Question

What is the instantaneous rate of change of `f(x)=1/(2x-5)` at `x=1`?

Answer 1

The "instantaneous rate of change" is just another way of saying "derivative", or `d/(dx)[f(x)]`, or `(df(x))/(dx)`, or `f'(x)`.

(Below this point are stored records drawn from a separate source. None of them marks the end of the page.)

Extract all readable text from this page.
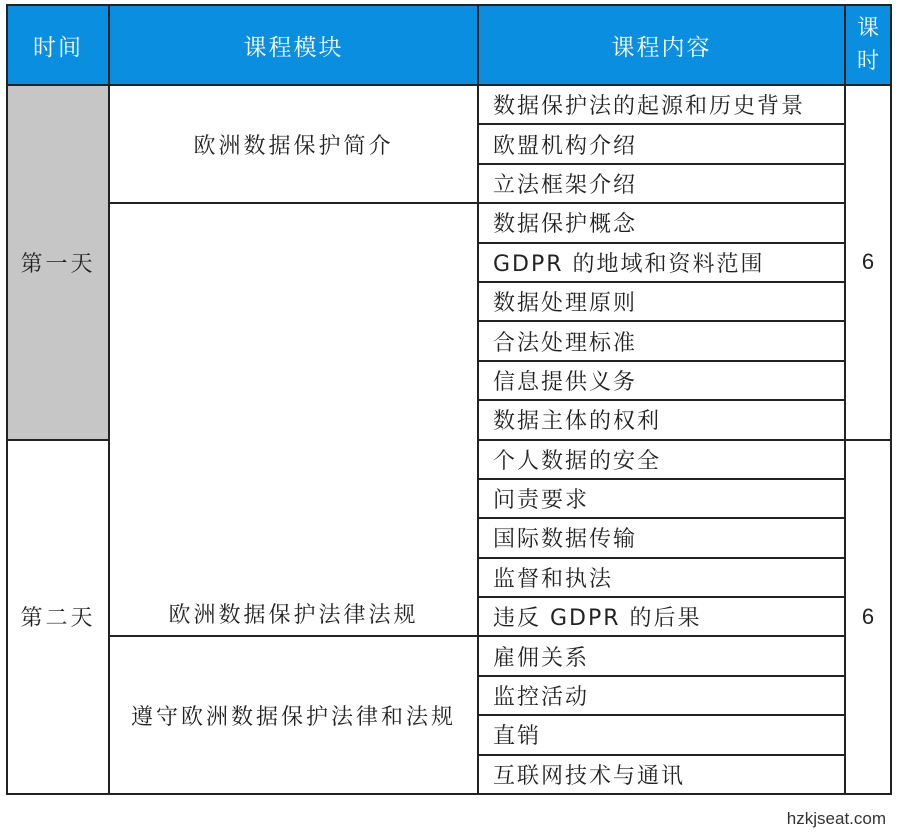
时间	课程模块	课程内容	课
时

第一天	欧洲数据保护简介	数据保护法的起源和历史背景	6
		欧盟机构介绍	
		立法框架介绍	
	欧洲数据保护法律法规	数据保护概念	
		GDPR 的地域和资料范围	
		数据处理原则	
		合法处理标准	
		信息提供义务	
		数据主体的权利	
第二天		个人数据的安全	6
		问责要求	
		国际数据传输	
		监督和执法	
		违反 GDPR 的后果	
	遵守欧洲数据保护法律和法规	雇佣关系	
		监控活动	
		直销	
		互联网技术与通讯	
hzkjseat.com
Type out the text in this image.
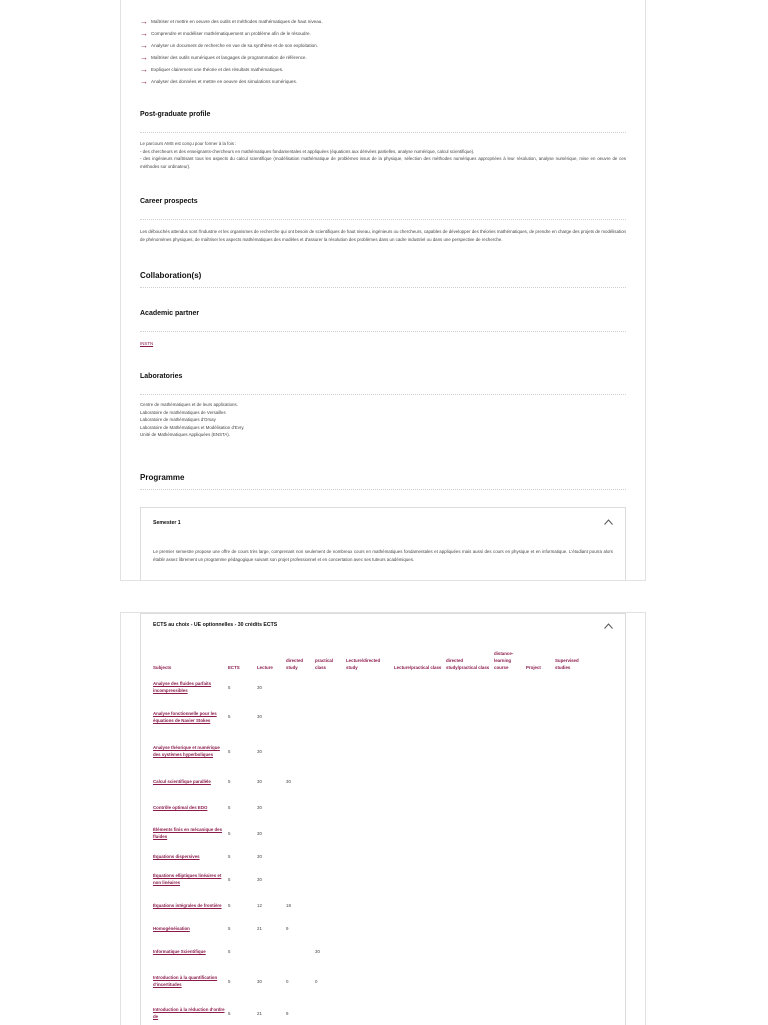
→ Maîtriser et mettre en oeuvre des outils et méthodes mathématiques de haut niveau.
→ Comprendre et modéliser mathématiquement un problème afin de le résoudre.
→ Analyser un document de recherche en vue de sa synthèse et de son exploitation.
→ Maîtriser des outils numériques et langages de programmation de référence.
→ Expliquer clairement une théorie et des résultats mathématiques.
→ Analyser des données et mettre en oeuvre des simulations numériques.
Post-graduate profile
Le parcours AMS est conçu pour former à la fois :
- des chercheurs et des enseignants-chercheurs en mathématiques fondamentales et appliquées (équations aux dérivées partielles, analyse numérique, calcul scientifique).
- des ingénieurs maîtrisant tous les aspects du calcul scientifique (modélisation mathématique de problèmes issus de la physique, sélection des méthodes numériques appropriées à leur résolution, analyse numérique, mise en oeuvre de ces méthodes sur ordinateur).
Career prospects
Les débouchés attendus sont l'industrie et les organismes de recherche qui ont besoin de scientifiques de haut niveau, ingénieurs ou chercheurs, capables de développer des théories mathématiques, de prendre en charge des projets de modélisation de phénomènes physiques, de maîtriser les aspects mathématiques des modèles et d'assurer la résolution des problèmes dans un cadre industriel ou dans une perspective de recherche.
Collaboration(s)
Academic partner
INSTN
Laboratories
Centre de mathématiques et de leurs applications.
Laboratoire de mathématiques de Versailles
Laboratoire de mathématiques d'Orsay
Laboratoire de Mathématiques et Modélisation d'Evry.
Unité de Mathématiques Appliquées (ENSTA).
Programme
Semester 1
Le premier semestre propose une offre de cours très large, comprenant non seulement de nombreux cours en mathématiques fondamentales et appliquées mais aussi des cours en physique et en informatique. L'étudiant pourra alors établir assez librement un programme pédagogique suivant son projet professionnel et en concertation avec ses tuteurs académiques.
ECTS au choix - UE optionnelles - 30 crédits ECTS
Subjects	ECTS	Lecture	directed study	practical class	Lecture/directed study	Lecture/practical class	directed study/practical class	distance-learning course	Project	Supervised studies
Analyse des fluides parfaits incompressibles	5	30								
Analyse fonctionnelle pour les équations de Navier Stokes	5	30								
Analyse théorique et numérique des systèmes hyperboliques	5	30								
Calcul scientifique parallèle	5	30	30							
Contrôle optimal des EDO	5	30								
Éléments finis en mécanique des fluides	5	30								
Équations dispersives	5	30								
Équations elliptiques linéaires et non linéaires	5	30								
Équations intégrales de frontière	5	12	18							
Homogénéisation	5	21	9							
Informatique Scientifique	5			30						
Introduction à la quantification d'incertitudes	5	30	0	0						
Introduction à la réduction d'ordre de	5	21	9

Taking the derivative using the Power Rule asks you to do this:

`stackrel("Power Rule")overbrace(\mathbf(d/(dx)[x^n] = nx^(n-1)))`

So, what we have is:

`d/(dx)[(2x - 5)^(-1)]`

`= stackrel("Power Rule")overbrace((-1)(2x - 5)^(-2)) cdot stackrel("Chain Rule")overbrace(2)`

Don't forget to use the chain rule on composite functions, like `(2x - 5)^(-1)`, which makes you take the derivative of `2x + C` (which is `2 + 0 = 2`).

This is a composite function because we can say `f(x) = x^(-1)` and `g(x) = (2x - 5)`, giving `f(g(x)) = (f @ g)(x) = (2x - 5)^(-1)`.

`=> -2/(2color(red)(x) - 5)^2`

Finally, finding the derivative at `x = 1` is asking, "What is `f'(1)`?". So, really, just plug in `1` to `f'(x)`.

`color(blue)(f'(1)) = -2/(2color(red)((1)) - 5)^2`

`= -2/(-3)^2`

`= color(blue)(-2/9)`